Even in the beautiful Bay Area, we all need encouragement once in a while. The following eight speeches, given by women who either grew up in or established themselves in San Francisco, are perfect motivations. From CEOs to civil rights activists, each woman shares an encouraging message, outlining her own personal struggles and attesting to the possibility of success, despite unavoidable obstacles.
Alber ventured to California post-graduation with no job, no connections and no money. Now, she is the CEO of Williams-Sonoma Inc. It may seem counterintuitive to proceed without a plan, and parents undoubtedly dread the uncertainty. Alber is not advocating laziness, however. Her ‘anti-plan’ is about the pursuit of, as she says, passion over rigidity and intention. She says that it’s okay and maybe even favorable to graduate without a plan. Alber’s speech is sure to encourage recent graduates and temporarily lost souls alike. Skip ahead to 12:20 in the video below to watch the speech.
Alicia Garza is a co-founder of the Black Lives Matter movement. In this speech, she discusses how to foster a meaningful movement and the responsibilities of social activists. Garza poetically speaks to the issues through eloquent and somber yet powerful language. ‘What are we willing to risk? What are we willing to test? How much more are we willing to love so we can bring forward this world that we need so desperately. Let us be guided by the mantra that none of us are free, until all of us are free.’
In this older but relevant speech, Theresa Sparks presents her inspiring journey as a transgender woman, enduring hardships, but ultimately becoming instrumental in changing social stigmas. Now the first ever transgender executive director of the San Francisco Human Rights Commission, she previously served as president of theSan Francisco Police Commission and CEO of Good Vibrations. Sparks clearly demonstrates that hate never wins. Though lengthy, her introduction is worth a listen as well. Watch the video here.
Jennifer Azzi, head basketball coach at the University of San Francisco and gold medal Olympian, repeats her mantra: be yourself, have a vision, and embrace obstacles. She addresses traditionally gendered careers and dissembling external limitations, including prejudice against sexual orientation. Above all, Azzi emphasizes going for your gold. ‘I often think that sometimes when you look at those times you miss, that maybe that was just your bronze, and your gold medal lies in another opportunity.’
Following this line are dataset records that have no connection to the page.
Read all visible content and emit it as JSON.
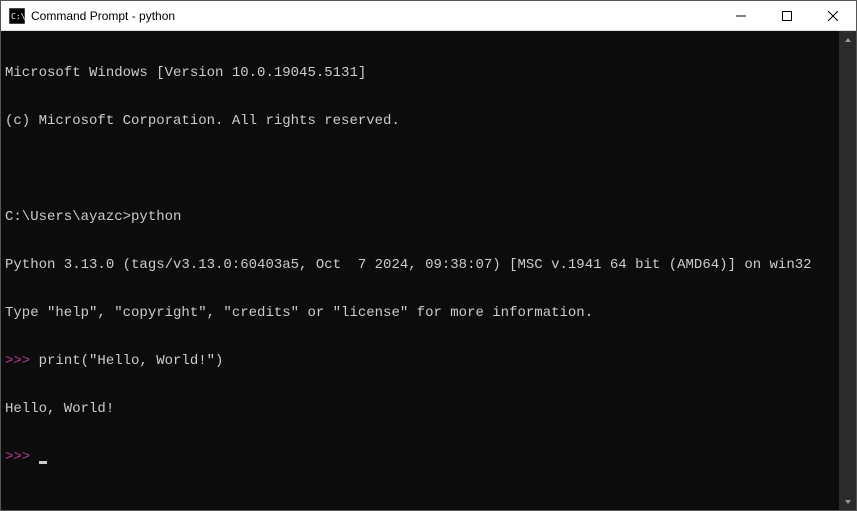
{
  "titlebar": {
    "title": "Command Prompt - python"
  },
  "terminal": {
    "line1": "Microsoft Windows [Version 10.0.19045.5131]",
    "line2": "(c) Microsoft Corporation. All rights reserved.",
    "blank1": "",
    "prompt_line": "C:\\Users\\ayazc>python",
    "py_version": "Python 3.13.0 (tags/v3.13.0:60403a5, Oct  7 2024, 09:38:07) [MSC v.1941 64 bit (AMD64)] on win32",
    "py_help": "Type \"help\", \"copyright\", \"credits\" or \"license\" for more information.",
    "repl_prompt1": ">>> ",
    "repl_input1": "print(\"Hello, World!\")",
    "output1": "Hello, World!",
    "repl_prompt2": ">>> "
  }
}
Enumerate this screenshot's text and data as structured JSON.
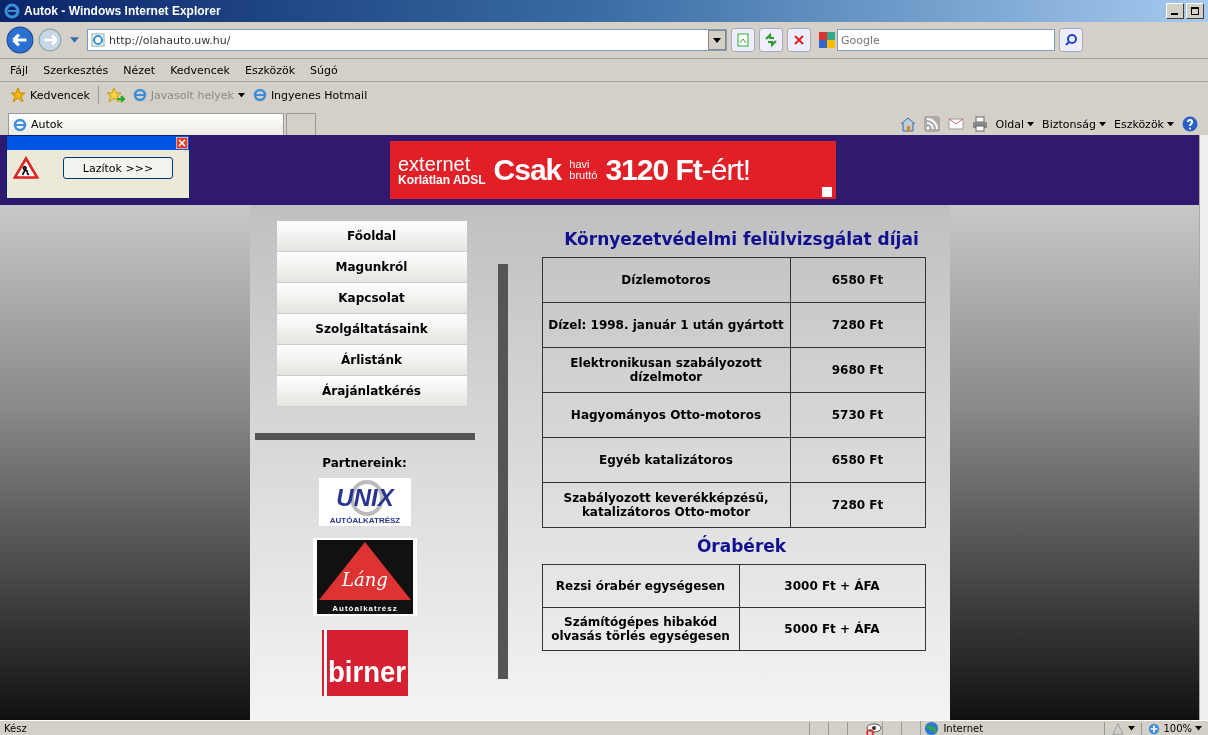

In yet another commencement speech, Anne Lamott reminds students to take moments to breathe. She mentions how she ‘forgot’ to graduate from Goucher College, instead, dropping out to become a writer. While encouraging the pursuit of artistic dreams, Lamott simultaneously stresses the importance of truly tasting life: a concept becoming ever more important as we become consumed by technology. Lamott speaks to the different paths we will all take as individuals and makes it clear that success is not fulfilling on its own. So, ‘slow down if you can. Better yet, lie down,’ to absorb her wisdom. Watch the video here.
Amy Tan, the award-winning author of The Joy Luck Club, presents a thoughtful talk about creativity. Addressing her own needs as an author, she delves deep into an impressive, cerebral discussion. Why and how do things happen? How do I make things happen? Listening will make you question your own methods and help you along the way when creative juices just won’t flow.
Kamala Harris challenges the barriers women face in the workplace with major spunk. Harris became the first African-American and the first woman to serve as California Attorney General. Her talk is centered on the idea that in order to break into leadership, women have to break barriers along the way. But, that isn’t a bad thing. Breaking barriers shape leaders. According to Harris, all great things that can be done have not been done. Choose innovation over stagnation, set big goals, and know that you can do it.
Last but not least, filmmaker and actress Jennifer Siebel Newsom tackles media issues in her TED Talk for TEDxWomen. Newsom underlines the influential role media holds in young women’s lives by bombarding girls with harmful messages based only on beauty and sexuality. As Newsom says, ‘our culture is learned, and it can be unlearned.’ Through staggering statistics and a straightforward message, Newsom presents a hopeful call for rapid change.